WASHINGTON – For the first president debate, the candidates Hillary Clinton and Donald Trump dispensed with the pleasantries almost immediately. They began swinging at the first question on job creation and never ceased throughout the 95-minute debate, held at Hofstra University in Hempstead, New York. From that first question, Clinton and Trump quickly pivoted into a quasi free-for-all (with debate moderator NBC News veteran Lester Holt struggling hard to control the flow) that ranged from ISIS, cyber warfare, Trump’s personal taxes, and Clinton’s email server scandal to whether stop-and-frisk is constitutional.
Their answers have since been picked over, fact-checked and refuted ad nauseam.

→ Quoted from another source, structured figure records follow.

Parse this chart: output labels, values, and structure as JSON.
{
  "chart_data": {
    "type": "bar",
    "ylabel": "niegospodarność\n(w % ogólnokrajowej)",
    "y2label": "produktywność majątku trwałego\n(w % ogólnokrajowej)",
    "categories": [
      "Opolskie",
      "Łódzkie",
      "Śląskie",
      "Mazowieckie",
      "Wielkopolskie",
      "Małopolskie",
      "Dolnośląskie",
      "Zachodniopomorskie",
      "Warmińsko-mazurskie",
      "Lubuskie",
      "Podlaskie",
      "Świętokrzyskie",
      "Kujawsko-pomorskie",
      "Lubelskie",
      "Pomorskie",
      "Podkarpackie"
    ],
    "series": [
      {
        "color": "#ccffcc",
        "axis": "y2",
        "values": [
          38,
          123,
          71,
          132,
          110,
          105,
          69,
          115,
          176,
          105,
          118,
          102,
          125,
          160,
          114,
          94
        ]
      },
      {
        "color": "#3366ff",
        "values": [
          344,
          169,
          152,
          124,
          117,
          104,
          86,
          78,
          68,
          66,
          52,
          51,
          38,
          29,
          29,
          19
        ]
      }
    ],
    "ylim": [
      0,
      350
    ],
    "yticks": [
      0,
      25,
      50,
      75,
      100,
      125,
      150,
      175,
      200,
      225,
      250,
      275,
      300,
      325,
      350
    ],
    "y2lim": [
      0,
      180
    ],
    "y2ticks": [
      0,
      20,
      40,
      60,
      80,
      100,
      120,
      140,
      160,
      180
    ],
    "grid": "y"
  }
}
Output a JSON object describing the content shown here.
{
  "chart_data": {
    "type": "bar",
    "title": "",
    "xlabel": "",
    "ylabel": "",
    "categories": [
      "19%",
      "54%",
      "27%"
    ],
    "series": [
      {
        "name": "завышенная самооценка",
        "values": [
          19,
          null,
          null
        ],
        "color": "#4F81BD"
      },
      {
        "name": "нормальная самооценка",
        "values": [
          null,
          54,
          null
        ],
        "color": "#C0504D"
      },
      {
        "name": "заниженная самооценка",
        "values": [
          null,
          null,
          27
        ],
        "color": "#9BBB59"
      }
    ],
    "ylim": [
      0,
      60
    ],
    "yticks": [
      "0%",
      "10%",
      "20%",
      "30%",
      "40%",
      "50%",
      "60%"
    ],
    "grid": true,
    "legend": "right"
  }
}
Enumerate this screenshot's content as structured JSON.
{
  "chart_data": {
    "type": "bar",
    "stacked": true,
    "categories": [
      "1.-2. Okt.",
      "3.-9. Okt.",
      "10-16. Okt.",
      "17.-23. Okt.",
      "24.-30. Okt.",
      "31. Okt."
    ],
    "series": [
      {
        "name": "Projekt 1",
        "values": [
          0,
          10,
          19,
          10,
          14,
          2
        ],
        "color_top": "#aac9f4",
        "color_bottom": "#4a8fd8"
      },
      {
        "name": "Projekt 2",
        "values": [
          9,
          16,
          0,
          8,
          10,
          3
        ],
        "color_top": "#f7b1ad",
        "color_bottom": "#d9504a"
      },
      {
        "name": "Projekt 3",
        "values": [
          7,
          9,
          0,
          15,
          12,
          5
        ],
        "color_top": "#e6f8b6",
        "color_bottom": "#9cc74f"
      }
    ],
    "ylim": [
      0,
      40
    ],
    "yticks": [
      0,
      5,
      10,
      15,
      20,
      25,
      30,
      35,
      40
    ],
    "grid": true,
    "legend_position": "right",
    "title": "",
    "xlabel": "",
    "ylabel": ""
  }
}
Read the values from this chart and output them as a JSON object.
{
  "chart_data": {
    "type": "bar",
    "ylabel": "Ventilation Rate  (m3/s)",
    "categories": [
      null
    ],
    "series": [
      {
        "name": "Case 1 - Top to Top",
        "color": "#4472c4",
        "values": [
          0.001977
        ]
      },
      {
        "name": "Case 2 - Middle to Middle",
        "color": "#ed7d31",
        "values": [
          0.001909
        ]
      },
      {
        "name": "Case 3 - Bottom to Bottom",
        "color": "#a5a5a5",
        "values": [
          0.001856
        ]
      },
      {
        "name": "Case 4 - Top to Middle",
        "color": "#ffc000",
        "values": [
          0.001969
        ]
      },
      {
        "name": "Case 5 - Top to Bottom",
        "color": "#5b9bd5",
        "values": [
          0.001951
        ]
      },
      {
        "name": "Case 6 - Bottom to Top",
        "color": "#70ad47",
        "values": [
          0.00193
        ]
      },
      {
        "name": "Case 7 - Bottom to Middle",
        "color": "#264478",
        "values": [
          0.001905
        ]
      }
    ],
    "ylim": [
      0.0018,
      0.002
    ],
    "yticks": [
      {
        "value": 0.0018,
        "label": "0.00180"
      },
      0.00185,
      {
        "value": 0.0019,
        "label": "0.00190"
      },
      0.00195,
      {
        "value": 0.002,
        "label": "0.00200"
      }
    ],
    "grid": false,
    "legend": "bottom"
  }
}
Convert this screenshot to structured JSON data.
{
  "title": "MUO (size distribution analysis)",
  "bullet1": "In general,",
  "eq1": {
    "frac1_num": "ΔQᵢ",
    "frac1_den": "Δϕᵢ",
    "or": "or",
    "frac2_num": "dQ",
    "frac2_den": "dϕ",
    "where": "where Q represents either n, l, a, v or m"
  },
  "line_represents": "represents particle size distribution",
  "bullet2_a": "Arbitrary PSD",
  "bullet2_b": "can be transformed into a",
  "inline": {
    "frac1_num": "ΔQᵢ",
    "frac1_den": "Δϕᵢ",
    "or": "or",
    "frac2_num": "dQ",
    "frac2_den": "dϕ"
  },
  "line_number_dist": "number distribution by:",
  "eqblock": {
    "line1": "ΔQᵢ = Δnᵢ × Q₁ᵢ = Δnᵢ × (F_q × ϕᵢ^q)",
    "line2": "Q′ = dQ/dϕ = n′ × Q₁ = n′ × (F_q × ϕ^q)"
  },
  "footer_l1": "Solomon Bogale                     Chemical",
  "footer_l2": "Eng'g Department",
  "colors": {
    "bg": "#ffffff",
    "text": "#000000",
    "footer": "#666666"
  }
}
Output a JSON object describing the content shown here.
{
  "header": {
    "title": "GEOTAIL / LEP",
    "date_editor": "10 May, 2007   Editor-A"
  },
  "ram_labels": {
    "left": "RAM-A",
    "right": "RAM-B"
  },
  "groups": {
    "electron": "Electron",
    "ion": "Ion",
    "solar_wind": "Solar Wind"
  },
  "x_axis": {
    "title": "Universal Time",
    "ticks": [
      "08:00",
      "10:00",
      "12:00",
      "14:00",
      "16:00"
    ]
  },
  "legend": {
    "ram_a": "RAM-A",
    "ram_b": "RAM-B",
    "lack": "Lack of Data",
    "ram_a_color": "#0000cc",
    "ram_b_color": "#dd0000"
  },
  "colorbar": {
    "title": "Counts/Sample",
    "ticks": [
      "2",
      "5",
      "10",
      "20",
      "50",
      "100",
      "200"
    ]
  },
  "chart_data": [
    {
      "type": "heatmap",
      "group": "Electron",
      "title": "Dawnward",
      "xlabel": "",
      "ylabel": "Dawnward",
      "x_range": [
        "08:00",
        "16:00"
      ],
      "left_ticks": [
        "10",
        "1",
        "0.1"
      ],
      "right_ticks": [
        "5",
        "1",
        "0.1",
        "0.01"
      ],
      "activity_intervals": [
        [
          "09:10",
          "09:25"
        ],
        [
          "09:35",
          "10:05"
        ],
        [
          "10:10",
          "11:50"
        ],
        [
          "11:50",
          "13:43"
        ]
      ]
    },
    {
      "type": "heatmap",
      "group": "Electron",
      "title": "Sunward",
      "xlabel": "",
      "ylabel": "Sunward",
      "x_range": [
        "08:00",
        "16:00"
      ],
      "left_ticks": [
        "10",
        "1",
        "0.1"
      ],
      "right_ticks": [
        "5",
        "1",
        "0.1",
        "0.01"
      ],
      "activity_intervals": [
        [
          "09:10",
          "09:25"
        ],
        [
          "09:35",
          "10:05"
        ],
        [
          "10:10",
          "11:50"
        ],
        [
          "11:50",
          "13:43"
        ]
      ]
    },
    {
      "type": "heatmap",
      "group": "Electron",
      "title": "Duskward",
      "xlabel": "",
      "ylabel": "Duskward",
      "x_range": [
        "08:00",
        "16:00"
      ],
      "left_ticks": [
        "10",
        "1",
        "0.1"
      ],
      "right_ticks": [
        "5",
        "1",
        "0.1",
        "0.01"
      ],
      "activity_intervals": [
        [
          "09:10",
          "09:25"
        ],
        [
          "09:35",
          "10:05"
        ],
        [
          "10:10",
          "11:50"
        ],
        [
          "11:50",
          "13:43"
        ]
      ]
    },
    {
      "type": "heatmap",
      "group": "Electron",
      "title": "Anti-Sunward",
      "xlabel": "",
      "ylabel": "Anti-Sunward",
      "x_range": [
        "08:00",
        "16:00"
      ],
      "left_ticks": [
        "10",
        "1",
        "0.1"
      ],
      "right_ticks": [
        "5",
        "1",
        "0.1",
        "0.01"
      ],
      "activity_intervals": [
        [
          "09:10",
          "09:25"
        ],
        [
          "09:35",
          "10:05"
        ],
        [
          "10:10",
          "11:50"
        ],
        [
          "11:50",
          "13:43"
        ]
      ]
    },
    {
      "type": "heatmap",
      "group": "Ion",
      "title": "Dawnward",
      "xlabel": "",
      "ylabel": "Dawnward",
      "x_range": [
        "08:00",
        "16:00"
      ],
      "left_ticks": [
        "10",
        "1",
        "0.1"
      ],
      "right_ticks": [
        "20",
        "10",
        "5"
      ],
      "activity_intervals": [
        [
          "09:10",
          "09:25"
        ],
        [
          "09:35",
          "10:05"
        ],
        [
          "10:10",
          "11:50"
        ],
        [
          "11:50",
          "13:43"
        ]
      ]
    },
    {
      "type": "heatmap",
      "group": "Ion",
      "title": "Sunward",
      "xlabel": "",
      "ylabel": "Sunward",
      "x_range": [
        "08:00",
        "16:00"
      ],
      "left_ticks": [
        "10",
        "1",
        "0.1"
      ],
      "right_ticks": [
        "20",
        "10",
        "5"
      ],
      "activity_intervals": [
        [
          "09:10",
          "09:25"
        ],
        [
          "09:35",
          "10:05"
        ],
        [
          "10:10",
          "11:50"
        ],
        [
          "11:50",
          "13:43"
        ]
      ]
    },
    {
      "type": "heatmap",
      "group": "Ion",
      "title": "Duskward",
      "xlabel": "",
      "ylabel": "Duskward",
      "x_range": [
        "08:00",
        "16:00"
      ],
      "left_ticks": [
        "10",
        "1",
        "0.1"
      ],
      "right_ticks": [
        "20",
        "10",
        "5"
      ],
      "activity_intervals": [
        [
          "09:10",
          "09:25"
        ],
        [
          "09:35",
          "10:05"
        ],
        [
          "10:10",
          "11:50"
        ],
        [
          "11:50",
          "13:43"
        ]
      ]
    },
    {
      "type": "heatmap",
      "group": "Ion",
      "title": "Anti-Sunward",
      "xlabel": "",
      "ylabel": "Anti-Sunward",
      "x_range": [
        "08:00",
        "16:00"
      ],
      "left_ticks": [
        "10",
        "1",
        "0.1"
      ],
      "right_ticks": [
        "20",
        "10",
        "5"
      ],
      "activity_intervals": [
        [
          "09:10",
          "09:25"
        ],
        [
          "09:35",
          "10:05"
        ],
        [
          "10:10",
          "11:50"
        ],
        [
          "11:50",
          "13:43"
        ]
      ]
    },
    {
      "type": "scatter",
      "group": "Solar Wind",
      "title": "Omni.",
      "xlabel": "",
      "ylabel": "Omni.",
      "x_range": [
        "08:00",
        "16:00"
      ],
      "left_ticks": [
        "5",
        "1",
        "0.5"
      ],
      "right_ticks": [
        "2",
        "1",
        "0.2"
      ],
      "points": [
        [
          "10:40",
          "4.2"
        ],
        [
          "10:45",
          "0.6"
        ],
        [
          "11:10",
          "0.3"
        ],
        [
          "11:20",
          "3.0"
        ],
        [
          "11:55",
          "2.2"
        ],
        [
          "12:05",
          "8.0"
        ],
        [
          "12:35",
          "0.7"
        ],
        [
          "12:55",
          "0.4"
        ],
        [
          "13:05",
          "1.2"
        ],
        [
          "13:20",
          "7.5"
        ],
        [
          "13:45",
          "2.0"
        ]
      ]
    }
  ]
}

Except one interesting opinion that Trump voiced — an opinion that should be of great interest to the commercial real estate industry.
No Support for Carried Interest
First, though, let’s make clear one fact: Trump is a New York developer and businessman and some of his policy proposals would be welcome by this group. Not all, however — in one key respect he has gone completely off script: his tax plans call for the elimination of carried interest, an important tax policy for private equity investors. During the debate, he repeated that call.
But that is old news.
During the debate Trump warned viewers — over 100 million of them according to projections, rivaling the Super Bowl — that the U.S. economy is in a bubble. “A big fat ugly bubble” is how he put it.
When interest rates rise, “we will see some very bad things happen,” he warned.
As it often the case with Trump, this statement was accompanied by part controversy and part conspiracy. The reason for the bubble, he said, was that the Federal Reserve “is doing political things.”
Given that no credible and independent economist has ever agreed with the notion that the Fed is a political creature, we can dispense with that thought train.
But the idea that the U.S. economy is in a bubble because of the low interest rate policy of the Fed? That does give one pause.
Cheap Money Leads to Bubbles
Commercial real estate valuations have recovered more than nicely since the recession. Some will say that the fundamentals support that; critics will say the valuations have been artificially inflated because of low interest rates. To be sure, fundamentals are strong in many assets classes but it is equally true that investors have been placing money in any asset class that can deliver a better yield than U.S. Treasuries. Which has driven up prices. Indeed, just last week Fed Chair Janet Yellen said that some Fed governors were concerned about commercial real estate valuations.
This is not a situation unique to CRE either incidentally — it can be seen in many sectors from the unicorn tech prices that investors are willing to pay to residential housing prices.
The Fed believes that the economy is strong enough for interest rates to begin to rise — soon, it says! Very soon! — without risk of implosion. So we shall see very quickly which view is correct.